Ihr Kerngebiet ist islamistischer Terror, mit dem wir plötzlich wieder konfrontiert sind. Ein Anschlag auf eine Synagoge in Hagen konnte nur durch Hinweise aus dem Ausland verhindert werden. Sind wir in der Terror-Abwehr immer noch zu nachlässig?

Wir können dankbar sein, das es den Hinweis gab und ein Anschlag verhindert werden konnte. Richtig ist aber auch, dass wir noch besser vernetzen müssen. Geheimdienste, Polizei und Justiz müssen im verfassungsrechtlich zulässigen Rahmen noch enger zusammenarbeiten, von der Kommune bis zum europäischen Level brauchen wir mehr Informationsaustausch und gemeinsame Handlungsstrategien. Auch deswegen fordern wir einen nationalen Sicherheitsrat im Kanzleramt, der auch nachrichtendienstliche Erkenntnisse des Bundes und der Länder zusammenführt. Vernetzte Sicherheit ist der richtige Weg beim Kampf gegen Terrorismus und gegen die organisierte Kriminalität.

Der Verfassungsschutz zählt 2000 gefährliche Islamisten in Deutschland. Das spricht kaum für die bisherige Sicherheitspolitik der Union. Was ist zu tun?

Die Zahl ist deutlich geringer als noch vor fünf oder sechs Jahren, als wir bei 3000 bis 4000 waren. Die Sicherheitslage hat sich also schon verbessert. Das hat aber nicht nur mit der Arbeit der Bundesregierung zu tun, sondern auch mit dem internationalen Klima. Der IS hat in den letzten Jahren viele Anhänger verloren. Aber natürlich gibt es weiterhin eine Gefahr. Es geht um Einzeltäter, die sich im Internet radikalisieren und oft psychische Störungen aufweisen. Das ist eine Gruppe, die nur ganz schwer in den Griff zu kriegen ist.

Generell: Wie müssen wir uns nach der Wahl sicherheitspolitisch aufstellen?
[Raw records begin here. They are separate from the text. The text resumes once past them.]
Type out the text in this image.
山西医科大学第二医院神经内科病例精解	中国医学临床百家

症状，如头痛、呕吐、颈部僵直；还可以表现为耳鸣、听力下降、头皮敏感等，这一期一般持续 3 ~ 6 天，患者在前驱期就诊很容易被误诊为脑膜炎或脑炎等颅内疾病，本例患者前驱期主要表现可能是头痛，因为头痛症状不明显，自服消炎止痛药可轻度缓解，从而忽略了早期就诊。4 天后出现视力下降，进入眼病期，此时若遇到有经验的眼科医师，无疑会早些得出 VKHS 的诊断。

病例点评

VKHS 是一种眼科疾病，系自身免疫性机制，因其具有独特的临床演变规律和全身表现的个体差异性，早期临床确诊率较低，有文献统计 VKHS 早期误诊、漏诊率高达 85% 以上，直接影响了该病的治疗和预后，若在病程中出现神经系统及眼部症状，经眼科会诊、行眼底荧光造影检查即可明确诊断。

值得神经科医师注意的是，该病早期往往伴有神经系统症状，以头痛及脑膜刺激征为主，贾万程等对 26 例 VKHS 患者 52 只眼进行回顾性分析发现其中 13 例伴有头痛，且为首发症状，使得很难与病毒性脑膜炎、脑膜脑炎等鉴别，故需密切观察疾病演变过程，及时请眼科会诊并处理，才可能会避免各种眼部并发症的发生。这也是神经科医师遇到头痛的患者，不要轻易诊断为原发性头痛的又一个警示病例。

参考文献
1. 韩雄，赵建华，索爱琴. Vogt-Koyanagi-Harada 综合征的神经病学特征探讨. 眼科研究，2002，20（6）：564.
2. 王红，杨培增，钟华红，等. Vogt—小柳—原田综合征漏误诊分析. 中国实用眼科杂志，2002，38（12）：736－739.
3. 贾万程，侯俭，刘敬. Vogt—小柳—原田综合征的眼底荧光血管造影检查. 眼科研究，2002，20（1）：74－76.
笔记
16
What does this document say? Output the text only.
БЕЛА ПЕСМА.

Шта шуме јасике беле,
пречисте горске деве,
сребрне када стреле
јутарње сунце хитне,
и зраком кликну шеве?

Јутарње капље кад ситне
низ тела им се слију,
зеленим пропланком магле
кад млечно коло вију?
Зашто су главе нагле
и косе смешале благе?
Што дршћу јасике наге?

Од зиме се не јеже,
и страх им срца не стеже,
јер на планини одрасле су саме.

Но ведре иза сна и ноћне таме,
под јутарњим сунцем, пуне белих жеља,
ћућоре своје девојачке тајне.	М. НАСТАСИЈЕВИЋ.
Wir müssen Außen- und Sicherheitspolitik besser vernetzen, Koordinierung findet zurzeit vor allem in Krisenzeiten statt. Afghanistan zum Beispiel haben wir zu lange als reinen Militäreinsatz verstanden, obwohl die Sache viel komplexer war. Es hätte also geholfen, wenn sich die Ministerien abgesprochen hätten. Im Inneren brauchen wir außerdem eine bessere Vernetzung der Behörden, etwa im Einsatz gegen Clans. In NRW hat das schon großen Erfolg gehabt. Und es bedarf dringend einer europäischen Gefährderdatei, weil Verbrecher sich längst grenzüberschreitend organisieren. Das ist ein Projekt, das ich gerne in Angriff nehmen würde.

Als Innenminister?

Ich bin bereit, Verantwortung zu übernehmen, und Armin Laschet hat mir auch gesagt, dass er mich gerne in Berlin hätte. Was wir nicht besprochen haben, ist die Rolle. Das macht jetzt auch keinen Sinn.

Aber Umweltminister werden Sie wohl kaum…

Und Gesundheitsminister sicher auch nicht. Aber sonst bin ich total offen.